Je rêvais un jour d’aménager ce territoire. Dessiner ici une route, placer là un parc. Je voulais rendre les rue de Marseille plus sûres, augmenter la participation des jeunes dans les Assemblées, faire croire en l’Europe.
J’imaginais être différent des désintéressés, de celles et ceux qui ne voient pas plus loin que leurs aller-retours entre la maison et le boulot. Force est pourtant d’admettre que c’est mon propre chemin qui a fini par occuper mes pensées.
J’ai remplacé les collines par les gratte ciels, l’embouchure du Rhône par celle de la Hudson. Mes paysages sont devenus abstraits, genre peinture contemporaine. Je me suis pris d’intérêt pour les plus grands bouleversements, habitué à jouer un rôle mineur dans un pièce majeure, rassuré que la Provence, elle aussi, bénéficierait de la révolution digitale, des réseaux sociaux, et de l’IA.
Douze ans de gratte-ciels plus tard, je reste pourtant fixé sur ma Provence natale et ses chantiers encore ouverts.
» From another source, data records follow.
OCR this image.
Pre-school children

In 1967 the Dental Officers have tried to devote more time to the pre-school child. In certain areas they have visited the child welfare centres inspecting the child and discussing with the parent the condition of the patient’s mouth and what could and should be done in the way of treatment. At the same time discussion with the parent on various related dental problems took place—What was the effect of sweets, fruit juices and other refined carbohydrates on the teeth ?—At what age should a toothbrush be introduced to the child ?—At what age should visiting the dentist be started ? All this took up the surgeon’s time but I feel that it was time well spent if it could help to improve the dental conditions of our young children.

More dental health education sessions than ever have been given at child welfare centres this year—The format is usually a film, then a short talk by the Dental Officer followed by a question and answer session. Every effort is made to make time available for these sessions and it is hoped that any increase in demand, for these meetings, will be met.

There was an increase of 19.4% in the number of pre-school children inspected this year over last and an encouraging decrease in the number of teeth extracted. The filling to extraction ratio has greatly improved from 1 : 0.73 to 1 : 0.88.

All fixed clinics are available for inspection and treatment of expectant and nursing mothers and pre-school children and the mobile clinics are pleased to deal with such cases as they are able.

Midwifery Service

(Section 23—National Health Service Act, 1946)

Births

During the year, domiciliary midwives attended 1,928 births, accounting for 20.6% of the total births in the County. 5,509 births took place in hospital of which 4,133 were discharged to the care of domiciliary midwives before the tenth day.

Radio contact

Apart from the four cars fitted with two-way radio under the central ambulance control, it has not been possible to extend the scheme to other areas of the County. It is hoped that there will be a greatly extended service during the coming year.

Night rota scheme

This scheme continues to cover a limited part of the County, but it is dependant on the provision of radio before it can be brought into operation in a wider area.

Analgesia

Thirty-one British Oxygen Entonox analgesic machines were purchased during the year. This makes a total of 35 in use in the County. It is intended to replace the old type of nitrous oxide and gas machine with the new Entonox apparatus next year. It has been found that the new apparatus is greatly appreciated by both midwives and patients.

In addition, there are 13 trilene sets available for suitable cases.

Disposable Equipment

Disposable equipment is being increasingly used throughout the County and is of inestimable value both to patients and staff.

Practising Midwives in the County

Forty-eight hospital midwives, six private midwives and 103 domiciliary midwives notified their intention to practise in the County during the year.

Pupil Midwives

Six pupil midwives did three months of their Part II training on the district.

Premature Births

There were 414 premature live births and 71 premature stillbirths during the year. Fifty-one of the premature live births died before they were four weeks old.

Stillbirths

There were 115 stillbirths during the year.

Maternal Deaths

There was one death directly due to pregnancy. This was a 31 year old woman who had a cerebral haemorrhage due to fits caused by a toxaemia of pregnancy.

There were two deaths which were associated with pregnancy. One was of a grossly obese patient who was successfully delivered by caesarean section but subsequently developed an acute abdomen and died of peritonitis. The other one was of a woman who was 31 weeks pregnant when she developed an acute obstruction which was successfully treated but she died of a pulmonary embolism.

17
Marseille est devenue une capitale culturelle et un lieu de refuge pour Parisiens en burnout, mais elle continue de peser trop peu dans l’économie nationale.
La drogue s’échange plus que jamais.
Nos campagnes se sont peuplées de bus touristiques et de maisons secondaires.
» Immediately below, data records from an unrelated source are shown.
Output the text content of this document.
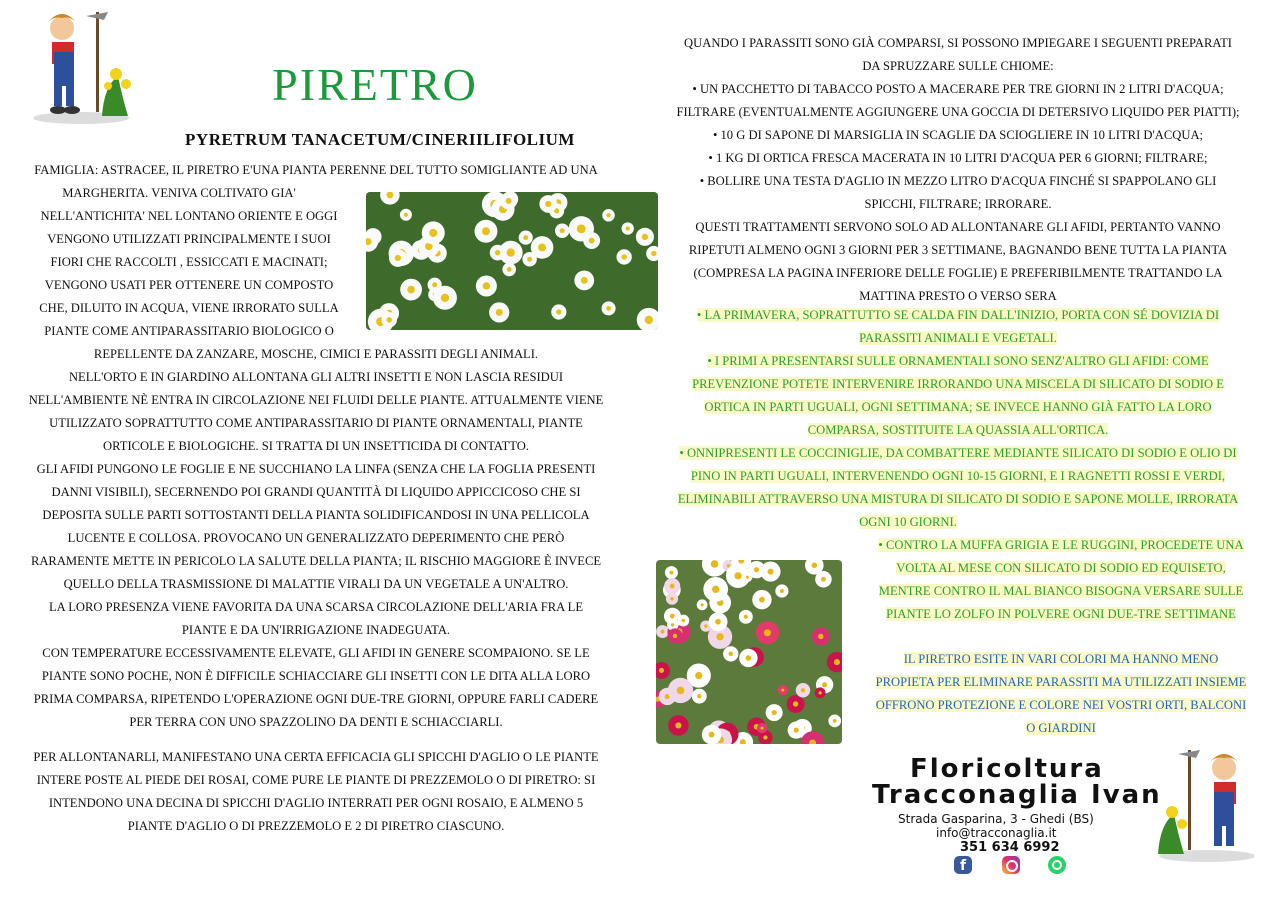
PIRETRO
PYRETRUM TANACETUM/CINERIILIFOLIUM
FAMIGLIA: ASTRACEE, IL PIRETRO E'UNA PIANTA PERENNE DEL TUTTO SOMIGLIANTE AD UNA
MARGHERITA. VENIVA COLTIVATO GIA'
NELL'ANTICHITA' NEL LONTANO ORIENTE E OGGI
VENGONO UTILIZZATI PRINCIPALMENTE I SUOI
FIORI CHE RACCOLTI , ESSICCATI E MACINATI;
VENGONO USATI PER OTTENERE UN COMPOSTO
CHE, DILUITO IN ACQUA, VIENE IRRORATO SULLA
PIANTE COME ANTIPARASSITARIO BIOLOGICO O
REPELLENTE DA ZANZARE, MOSCHE, CIMICI E PARASSITI DEGLI ANIMALI.
NELL'ORTO E IN GIARDINO ALLONTANA GLI ALTRI INSETTI E NON LASCIA RESIDUI
NELL'AMBIENTE NÈ ENTRA IN CIRCOLAZIONE NEI FLUIDI DELLE PIANTE. ATTUALMENTE VIENE
UTILIZZATO SOPRATTUTTO COME ANTIPARASSITARIO DI PIANTE ORNAMENTALI, PIANTE
ORTICOLE E BIOLOGICHE. SI TRATTA DI UN INSETTICIDA DI CONTATTO.
GLI AFIDI PUNGONO LE FOGLIE E NE SUCCHIANO LA LINFA (SENZA CHE LA FOGLIA PRESENTI
DANNI VISIBILI), SECERNENDO POI GRANDI QUANTITÀ DI LIQUIDO APPICCICOSO CHE SI
DEPOSITA SULLE PARTI SOTTOSTANTI DELLA PIANTA SOLIDIFICANDOSI IN UNA PELLICOLA
LUCENTE E COLLOSA. PROVOCANO UN GENERALIZZATO DEPERIMENTO CHE PERÒ
RARAMENTE METTE IN PERICOLO LA SALUTE DELLA PIANTA; IL RISCHIO MAGGIORE È INVECE
QUELLO DELLA TRASMISSIONE DI MALATTIE VIRALI DA UN VEGETALE A UN'ALTRO.
LA LORO PRESENZA VIENE FAVORITA DA UNA SCARSA CIRCOLAZIONE DELL'ARIA FRA LE
PIANTE E DA UN'IRRIGAZIONE INADEGUATA.
CON TEMPERATURE ECCESSIVAMENTE ELEVATE, GLI AFIDI IN GENERE SCOMPAIONO. SE LE
PIANTE SONO POCHE, NON È DIFFICILE SCHIACCIARE GLI INSETTI CON LE DITA ALLA LORO
PRIMA COMPARSA, RIPETENDO L'OPERAZIONE OGNI DUE-TRE GIORNI, OPPURE FARLI CADERE
PER TERRA CON UNO SPAZZOLINO DA DENTI E SCHIACCIARLI.
PER ALLONTANARLI, MANIFESTANO UNA CERTA EFFICACIA GLI SPICCHI D'AGLIO O LE PIANTE
INTERE POSTE AL PIEDE DEI ROSAI, COME PURE LE PIANTE DI PREZZEMOLO O DI PIRETRO: SI
INTENDONO UNA DECINA DI SPICCHI D'AGLIO INTERRATI PER OGNI ROSAIO, E ALMENO 5
PIANTE D'AGLIO O DI PREZZEMOLO E 2 DI PIRETRO CIASCUNO.
QUANDO I PARASSITI SONO GIÀ COMPARSI, SI POSSONO IMPIEGARE I SEGUENTI PREPARATI
DA SPRUZZARE SULLE CHIOME:
• UN PACCHETTO DI TABACCO POSTO A MACERARE PER TRE GIORNI IN 2 LITRI D'ACQUA;
FILTRARE (EVENTUALMENTE AGGIUNGERE UNA GOCCIA DI DETERSIVO LIQUIDO PER PIATTI);
• 10 G DI SAPONE DI MARSIGLIA IN SCAGLIE DA SCIOGLIERE IN 10 LITRI D'ACQUA;
• 1 KG DI ORTICA FRESCA MACERATA IN 10 LITRI D'ACQUA PER 6 GIORNI; FILTRARE;
• BOLLIRE UNA TESTA D'AGLIO IN MEZZO LITRO D'ACQUA FINCHÉ SI SPAPPOLANO GLI
SPICCHI, FILTRARE; IRRORARE.
QUESTI TRATTAMENTI SERVONO SOLO AD ALLONTANARE GLI AFIDI, PERTANTO VANNO
RIPETUTI ALMENO OGNI 3 GIORNI PER 3 SETTIMANE, BAGNANDO BENE TUTTA LA PIANTA
(COMPRESA LA PAGINA INFERIORE DELLE FOGLIE) E PREFERIBILMENTE TRATTANDO LA
MATTINA PRESTO O VERSO SERA
• LA PRIMAVERA, SOPRATTUTTO SE CALDA FIN DALL'INIZIO, PORTA CON SÉ DOVIZIA DI
PARASSITI ANIMALI E VEGETALI.
• I PRIMI A PRESENTARSI SULLE ORNAMENTALI SONO SENZ'ALTRO GLI AFIDI: COME
PREVENZIONE POTETE INTERVENIRE IRRORANDO UNA MISCELA DI SILICATO DI SODIO E
ORTICA IN PARTI UGUALI, OGNI SETTIMANA; SE INVECE HANNO GIÀ FATTO LA LORO
COMPARSA, SOSTITUITE LA QUASSIA ALL'ORTICA.
• ONNIPRESENTI LE COCCINIGLIE, DA COMBATTERE MEDIANTE SILICATO DI SODIO E OLIO DI
PINO IN PARTI UGUALI, INTERVENENDO OGNI 10-15 GIORNI, E I RAGNETTI ROSSI E VERDI,
ELIMINABILI ATTRAVERSO UNA MISTURA DI SILICATO DI SODIO E SAPONE MOLLE, IRRORATA
OGNI 10 GIORNI.
• CONTRO LA MUFFA GRIGIA E LE RUGGINI, PROCEDETE UNA
VOLTA AL MESE CON SILICATO DI SODIO ED EQUISETO,
MENTRE CONTRO IL MAL BIANCO BISOGNA VERSARE SULLE
PIANTE LO ZOLFO IN POLVERE OGNI DUE-TRE SETTIMANE
IL PIRETRO ESITE IN VARI COLORI MA HANNO MENO
PROPIETA PER ELIMINARE PARASSITI MA UTILIZZATI INSIEME
OFFRONO PROTEZIONE E COLORE NEI VOSTRI ORTI, BALCONI
O GIARDINI
Floricoltura
Tracconaglia Ivan
Strada Gasparina, 3 - Ghedi (BS)
info@tracconaglia.it
351 634 6992
f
Partout, l’influence culturelle des Etats-Unis est écrasante, les arches dorées se sont multipliées.
Notre région mérite mieux.
En rêvant, j’imagine bien des choses.
Je vois des emplois propres dans l’agriculture biologique, l’agro-tourisme, la gestion forestière, l’industrie de pointe, le numérique. Les usines pétrochimiques abattues, les grandes zones commerciales abolies.
J’imagine un nouveau commerce de proximité alimenté par les belles exploitations de la région. Un port actif, accueillant les fruits de la mer, les denrées du monde entier et les touristes.
J’imagine une région réconciliée avec son immigration historique, des communautés intégrées, apaisées, fières de leurs origines et fières de vivre en France.
Je vois les jeunes de ce pays culturellement machiste, grandir sans crainte d’être mis de côté à cause de leur sexualité. Je les vois réussir aux études sans moquerie de la part de leurs camarades, ou s’engager dans des filières techniques avec fierté.
J’imagine les toits des usines et des entrepôts recouverts de panneaux solaires. Des bus et des trains fréquents et sûrs.
Et à l’arrivée à l’aéroport de Marseille, quelque chose de plus régional que les publicités pour Starbucks ou McDonald’s qui accueillent aujourd’hui les visiteurs.
La Provence n’a rien à envier à la Californie, elle devrait pouvoir la dépasser en tout point.
Le travail devrait y rapporter beaucoup plus que toutes les aides sociales même combinées.
Les travailleurs qualifiés devrait vouloir s’y installer pour innover sous le soleil.
Les impôts devraient financer les infrastructures publiques sans dissuader la prise de risque.
L’immigration devrait y être contrôlée par quotas.
Les Universités devraient s’allier aux grandes entreprises du pays et soutenir la Recherche.
Tout cela n’est peut-être qu’un rêve d’enfant parti trop vite, un rêve vieux comme les collines qui m’ont vu grandir.
Si j’ai projeté mes promesses sur un autre continent, c’était peut être pour tenir un jour celles que j’avais faites au mien.